No lover in the world ever wrote a valentine more exquisite than Virginia Woolf's tribute to her lover Vita Sackville-West. That tribute was "Orlando: A Biography," a magical-realism tale about a perpetually youthful, charming hero/ine who traverses three centuries and both genders -- and Woolf's writing reaches a new peak as she explores the hauntingly sensuous world of Orlando.
Orlando was born a young aristocratic man in the time of Queen Elizabeth I, and when the dying monarch visited his home she became his new court favorite (and briefly lover). His passionate, curious personality attracted many other women over the years -- until he fell in love with Sasha, a mercurial but faithless Russian princess (supposedly based on Sackville-West's ex-girlfriend). Bereft of true love, he devoted himself to poetry and entertainment.
But then he's assigned to be an ambassador to Constantinople, and something strange happens -- while a bloody revolution rages, he sleeps for a full week... and wakes newly metamorphosed into a woman. With the same mind and soul but a female body, Orlando sets out on a new life -- and discovers that women aren't quite as different from men as she once thought.
"Orlando: A Biography" is a very weird book, and was even more so when it was written since "magical realism" didn't exist as a literary style in 1928. Virginia Woolf makes no explanations about Orlando's immortality or unexpected gender switch. It's simply accepted that once he was a man, and then she became a woman, and that s/he has lived from the Elizabethan era until at least the 1920s (and who knows, maybe Orlando still wanders among us?).
And Woolf's writing is at its peak here. Her prose is soaked in luxurious descriptions that constantly tease the senses -- silver and gold, frozen flowers, crystalline ice, starlight and the exquisite expanses of nature's beauty. At times the sensual writing seems almost feverish, and Woolf adds an almost mythic quality by inserting spirits of feminine virtues (Modesty, Purity and Chastity appear to try to hide Orlando's feminine body), and by having her hero/ine encounter great poets, queens and men of the sea.

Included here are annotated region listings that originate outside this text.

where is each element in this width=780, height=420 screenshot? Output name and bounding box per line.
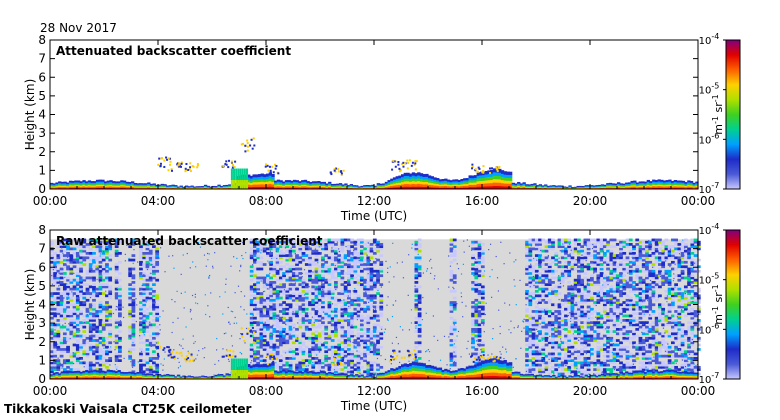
x-tick-label: 20:00 bbox=[573, 194, 608, 208]
panel-2: Raw attenuated backscatter coefficient00… bbox=[23, 222, 741, 413]
x-tick-label: 12:00 bbox=[357, 384, 392, 398]
y-tick-label: 0 bbox=[38, 182, 46, 196]
y-tick-label: 5 bbox=[38, 89, 46, 103]
x-tick-label: 00:00 bbox=[33, 194, 68, 208]
y-tick-label: 4 bbox=[38, 108, 46, 122]
y-tick-label: 3 bbox=[38, 126, 46, 140]
x-tick-label: 16:00 bbox=[465, 384, 500, 398]
x-tick-label: 20:00 bbox=[573, 384, 608, 398]
colorbar-tick-label: 10-4 bbox=[699, 32, 720, 47]
colorbar-tick-label: 10-5 bbox=[699, 82, 720, 97]
y-tick-label: 6 bbox=[38, 70, 46, 84]
x-tick-label: 16:00 bbox=[465, 194, 500, 208]
x-axis-label: Time (UTC) bbox=[340, 399, 407, 413]
x-tick-label: 00:00 bbox=[681, 194, 716, 208]
x-tick-label: 04:00 bbox=[141, 194, 176, 208]
y-tick-label: 6 bbox=[38, 260, 46, 274]
colorbar-tick-label: 10-6 bbox=[699, 131, 720, 146]
backscatter-field bbox=[50, 238, 701, 380]
colorbar-tick-label: 10-5 bbox=[699, 272, 720, 287]
x-tick-label: 00:00 bbox=[681, 384, 716, 398]
y-axis-label: Height (km) bbox=[23, 79, 37, 150]
colorbar-tick-label: 10-6 bbox=[699, 321, 720, 336]
colorbar bbox=[725, 39, 741, 190]
plot-area bbox=[50, 40, 698, 189]
y-tick-label: 5 bbox=[38, 279, 46, 293]
backscatter-field bbox=[50, 137, 699, 190]
colorbar bbox=[725, 229, 741, 380]
x-tick-label: 08:00 bbox=[249, 384, 284, 398]
y-tick-label: 1 bbox=[38, 353, 46, 367]
colorbar-unit-label: m-1 sr-1 bbox=[711, 94, 725, 134]
y-tick-label: 8 bbox=[38, 33, 46, 47]
site-label: Tikkakoski Vaisala CT25K ceilometer bbox=[4, 402, 252, 416]
chart-title: Attenuated backscatter coefficient bbox=[56, 44, 291, 58]
y-tick-label: 4 bbox=[38, 298, 46, 312]
colorbar-tick-label: 10-4 bbox=[699, 222, 720, 237]
y-tick-label: 0 bbox=[38, 372, 46, 386]
x-tick-label: 04:00 bbox=[141, 384, 176, 398]
x-tick-label: 00:00 bbox=[33, 384, 68, 398]
colorbar-tick-label: 10-7 bbox=[699, 371, 720, 386]
y-tick-label: 2 bbox=[38, 145, 46, 159]
y-tick-label: 3 bbox=[38, 316, 46, 330]
x-tick-label: 12:00 bbox=[357, 194, 392, 208]
y-tick-label: 1 bbox=[38, 163, 46, 177]
y-axis-label: Height (km) bbox=[23, 269, 37, 340]
date-label: 28 Nov 2017 bbox=[40, 21, 117, 35]
colorbar-unit-label: m-1 sr-1 bbox=[711, 284, 725, 324]
x-tick-label: 08:00 bbox=[249, 194, 284, 208]
x-axis-label: Time (UTC) bbox=[340, 209, 407, 223]
y-tick-label: 8 bbox=[38, 223, 46, 237]
chart-title: Raw attenuated backscatter coefficient bbox=[56, 234, 323, 248]
colorbar-tick-label: 10-7 bbox=[699, 181, 720, 196]
y-tick-label: 7 bbox=[38, 52, 46, 66]
y-tick-label: 2 bbox=[38, 335, 46, 349]
y-tick-label: 7 bbox=[38, 242, 46, 256]
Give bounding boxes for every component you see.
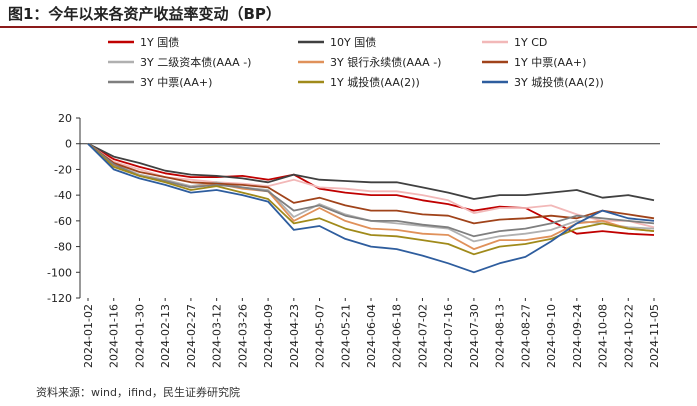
y-tick-label: -40 [54, 189, 72, 202]
legend-label: 1Y 城投债(AA(2)) [330, 75, 420, 89]
series-line [87, 142, 655, 202]
series-line [87, 142, 655, 225]
legend-label: 10Y 国债 [330, 35, 376, 49]
x-tick-label: 2024-06-04 [365, 304, 378, 368]
x-tick-label: 2024-03-26 [236, 304, 249, 368]
x-tick-label: 2024-02-27 [185, 304, 198, 368]
legend-label: 3Y 银行永续债(AAA -) [330, 55, 441, 69]
x-tick-label: 2024-08-13 [494, 304, 507, 368]
y-tick-label: -20 [54, 163, 72, 176]
series-line [87, 142, 655, 236]
y-tick-label: -60 [54, 215, 72, 228]
x-tick-label: 2024-09-24 [571, 304, 584, 368]
y-tick-label: 20 [58, 112, 72, 125]
y-tick-label: -100 [47, 266, 72, 279]
legend-label: 3Y 城投债(AA(2)) [514, 75, 604, 89]
x-tick-label: 2024-10-08 [597, 304, 610, 368]
x-tick-label: 2024-08-27 [519, 304, 532, 368]
series-line [87, 143, 655, 251]
x-tick-label: 2024-06-18 [391, 304, 404, 368]
legend-label: 3Y 二级资本债(AAA -) [140, 55, 251, 69]
x-tick-label: 2024-01-16 [108, 304, 121, 368]
x-tick-label: 2024-03-12 [211, 304, 224, 368]
x-tick-label: 2024-02-13 [159, 304, 172, 368]
x-tick-label: 2024-01-02 [82, 304, 95, 368]
x-tick-label: 2024-05-21 [339, 304, 352, 368]
chart-axes: 20 0 -20 -40 -60 -80 -100 -120 2024-01-02 2024-01… [47, 112, 661, 368]
x-tick-label: 2024-07-02 [416, 304, 429, 368]
legend-label: 1Y CD [514, 36, 547, 49]
title-bar: 图1：今年以来各资产收益率变动（BP） [0, 0, 697, 28]
chart-legend: 1Y 国债 10Y 国债 1Y CD 3Y 二级资本债(AAA -) 3Y 银行永续债(… [108, 35, 604, 89]
series-line [87, 142, 655, 238]
y-tick-label: -120 [47, 292, 72, 305]
x-tick-label: 2024-11-05 [648, 304, 661, 368]
legend-label: 3Y 中票(AA+) [140, 76, 212, 89]
x-tick-label: 2024-05-07 [314, 304, 327, 368]
chart-series [87, 142, 655, 274]
page-title: 图1：今年以来各资产收益率变动（BP） [8, 5, 281, 23]
legend-label: 1Y 中票(AA+) [514, 56, 586, 69]
legend-label: 1Y 国债 [140, 35, 179, 49]
line-chart: 1Y 国债 10Y 国债 1Y CD 3Y 二级资本债(AAA -) 3Y 银行永续债(… [47, 35, 661, 368]
series-line [87, 142, 655, 229]
x-tick-label: 2024-07-30 [468, 304, 481, 368]
source-note: 资料来源：wind，ifind，民生证券研究院 [36, 386, 240, 399]
x-tick-label: 2024-07-16 [442, 304, 455, 368]
x-tick-label: 2024-04-09 [262, 304, 275, 368]
y-tick-label: 0 [65, 138, 72, 151]
x-tick-label: 2024-09-10 [545, 304, 558, 368]
y-tick-label: -80 [54, 241, 72, 254]
x-tick-label: 2024-10-22 [622, 304, 635, 368]
x-tick-label: 2024-04-23 [288, 304, 301, 368]
series-line [87, 143, 655, 274]
x-tick-label: 2024-01-30 [133, 304, 146, 368]
series-line [87, 143, 655, 256]
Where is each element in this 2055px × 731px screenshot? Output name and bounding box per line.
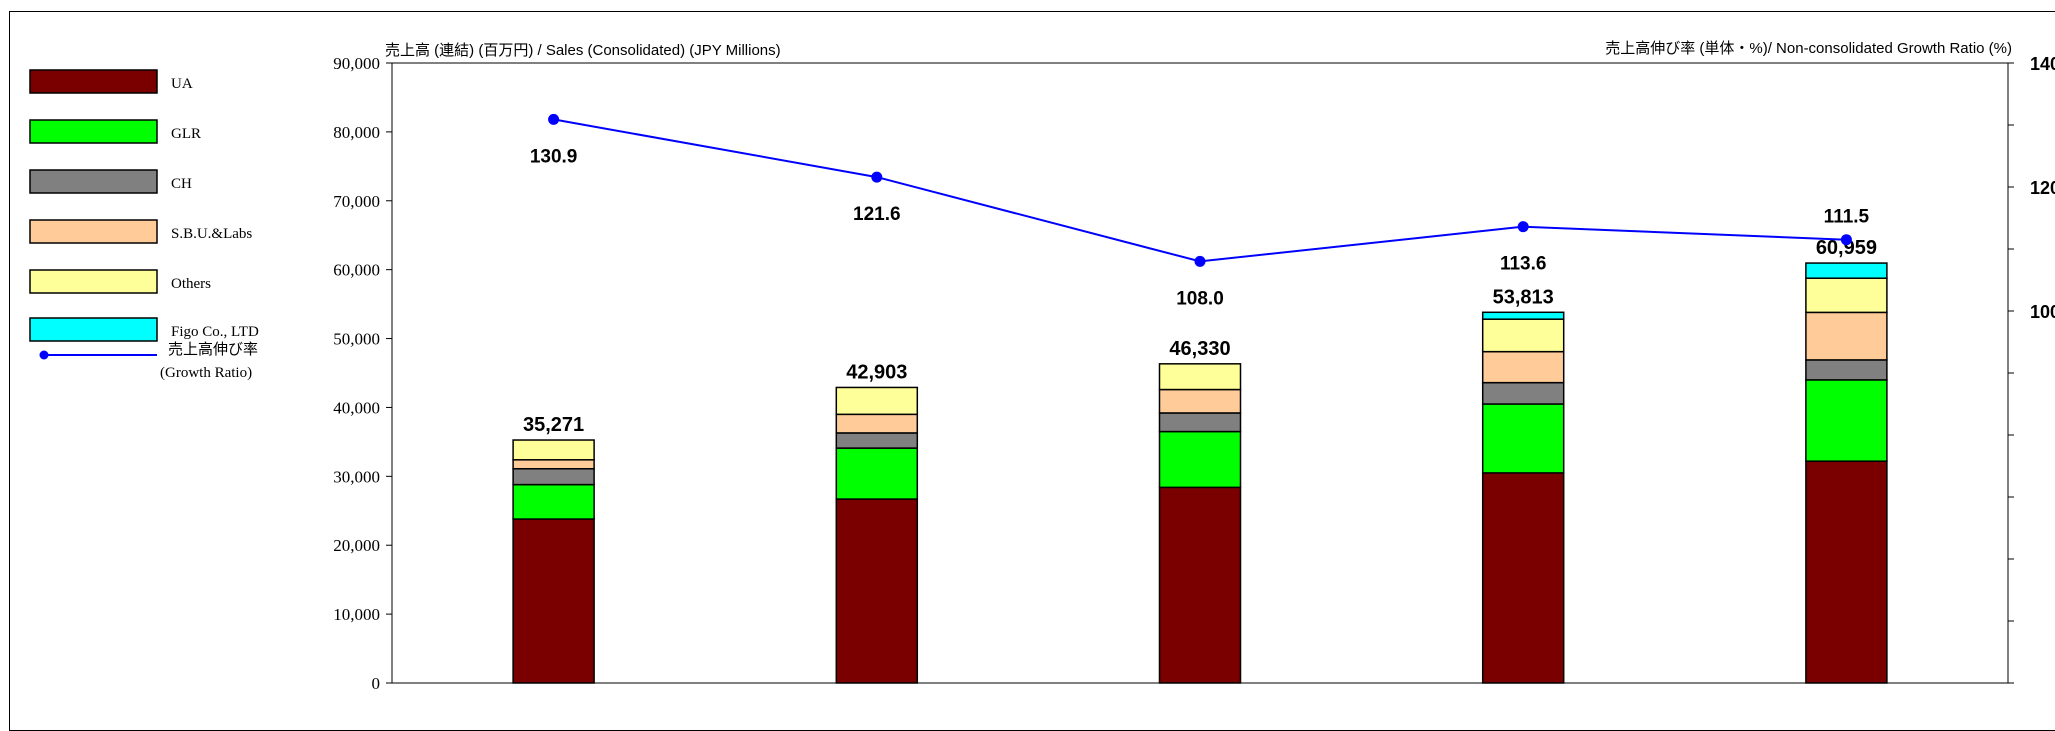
sales-chart: 0 10,000 20,000 30,000 40,000 50,000 60,000 70,…: [29, 40, 2055, 693]
growth-point: [1194, 255, 1206, 267]
bar-segment: [1481, 403, 1565, 474]
legend-swatch: [29, 69, 158, 94]
y-tick-label: 60,000: [333, 261, 380, 280]
bar-segment: [1481, 311, 1565, 320]
bar-segment: [1481, 318, 1565, 353]
bar-segment: [1805, 262, 1888, 279]
bar-segment: [835, 432, 919, 449]
bar-segment: [1805, 277, 1888, 314]
legend-growth-marker: [39, 350, 49, 360]
bar-segment: [1158, 412, 1242, 433]
bar-segment: [512, 518, 595, 684]
legend-label: GLR: [171, 126, 201, 142]
bar-segment: [512, 483, 595, 520]
y-tick-label: 90,000: [333, 54, 380, 73]
legend-growth-label-en: (Growth Ratio): [160, 365, 252, 381]
y-tick-label: 40,000: [333, 398, 380, 417]
total-label: 46,330: [1169, 338, 1230, 360]
bar-segment: [1805, 379, 1888, 462]
legend-label: S.B.U.&Labs: [171, 226, 252, 242]
y-tick-label: 80,000: [333, 123, 380, 142]
bar-segment: [1481, 472, 1565, 684]
bar-segment: [835, 498, 919, 684]
bar-segment: [835, 386, 919, 416]
growth-label: 113.6: [1500, 254, 1547, 275]
growth-line: [553, 118, 1847, 263]
growth-point: [871, 171, 883, 183]
legend-label: Others: [171, 276, 211, 292]
growth-point: [1840, 234, 1852, 246]
y-tick-label: 30,000: [333, 467, 380, 486]
bar-segment: [512, 459, 595, 470]
bar-segment: [512, 468, 595, 486]
bar-segment: [1805, 460, 1888, 684]
legend-label: UA: [171, 76, 193, 92]
bar-segment: [512, 439, 595, 461]
bar-segment: [1158, 388, 1242, 414]
legend-swatch: [29, 219, 158, 244]
legend-swatch: [29, 317, 158, 342]
y2-tick-label: 100: [2030, 302, 2055, 322]
growth-label: 111.5: [1824, 207, 1870, 228]
bar-segment: [835, 447, 919, 500]
legend-swatch: [29, 269, 158, 294]
legend-swatch: [29, 119, 158, 144]
growth-point: [548, 113, 560, 125]
legend-swatch: [29, 169, 158, 194]
y-tick-label: 70,000: [333, 192, 380, 211]
y-tick-label: 50,000: [333, 330, 380, 349]
bar-segment: [1158, 430, 1242, 489]
total-label: 60,959: [1816, 237, 1877, 259]
y-tick-label: 20,000: [333, 536, 380, 555]
bar-segment: [1158, 363, 1242, 391]
bar-segment: [835, 413, 919, 434]
growth-label: 121.6: [853, 204, 901, 225]
legend-label: CH: [171, 176, 192, 192]
bar-segment: [1481, 350, 1565, 384]
bar-segment: [1158, 486, 1242, 684]
total-label: 42,903: [846, 361, 907, 383]
growth-label: 130.9: [530, 146, 578, 167]
growth-label: 108.0: [1176, 288, 1224, 309]
y2-axis-title: 売上高伸び率 (単体・%)/ Non-consolidated Growth R…: [1605, 40, 2012, 57]
legend-label: Figo Co., LTD: [171, 324, 259, 340]
growth-point: [1517, 221, 1529, 233]
total-label: 53,813: [1493, 286, 1554, 308]
bar-segment: [1805, 311, 1888, 361]
bar-segment: [1481, 381, 1565, 405]
legend-growth-label: 売上高伸び率: [168, 341, 258, 358]
total-label: 35,271: [523, 414, 584, 436]
y-axis-title: 売上高 (連結) (百万円) / Sales (Consolidated) (J…: [385, 42, 781, 59]
y2-tick-label: 140: [2030, 54, 2055, 74]
y-tick-label: 10,000: [333, 605, 380, 624]
bar-segment: [1805, 359, 1888, 381]
y2-tick-label: 120: [2030, 178, 2055, 198]
y-tick-label: 0: [372, 674, 381, 693]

And Orlando him/herself is a truly fascinating character -- s/he can be sweet, passionate, romantic, wild and melancholy, and s/he has an almost magnetic charisma. He starts off the story as an elusive romantic teenager, suffers a heartbreak that matures him as an artist, and post-metamorphosis she becomes a woman of the modern world. Both in mind and body, Orlando is a very different woman at the end than the boy s/he began as.
"Orlando: A Biography" is a truly spellbinding book -- Virginia Woolf's prose enthralls the senses while her main character explores the boundaries of gender. A must-read, for everyone.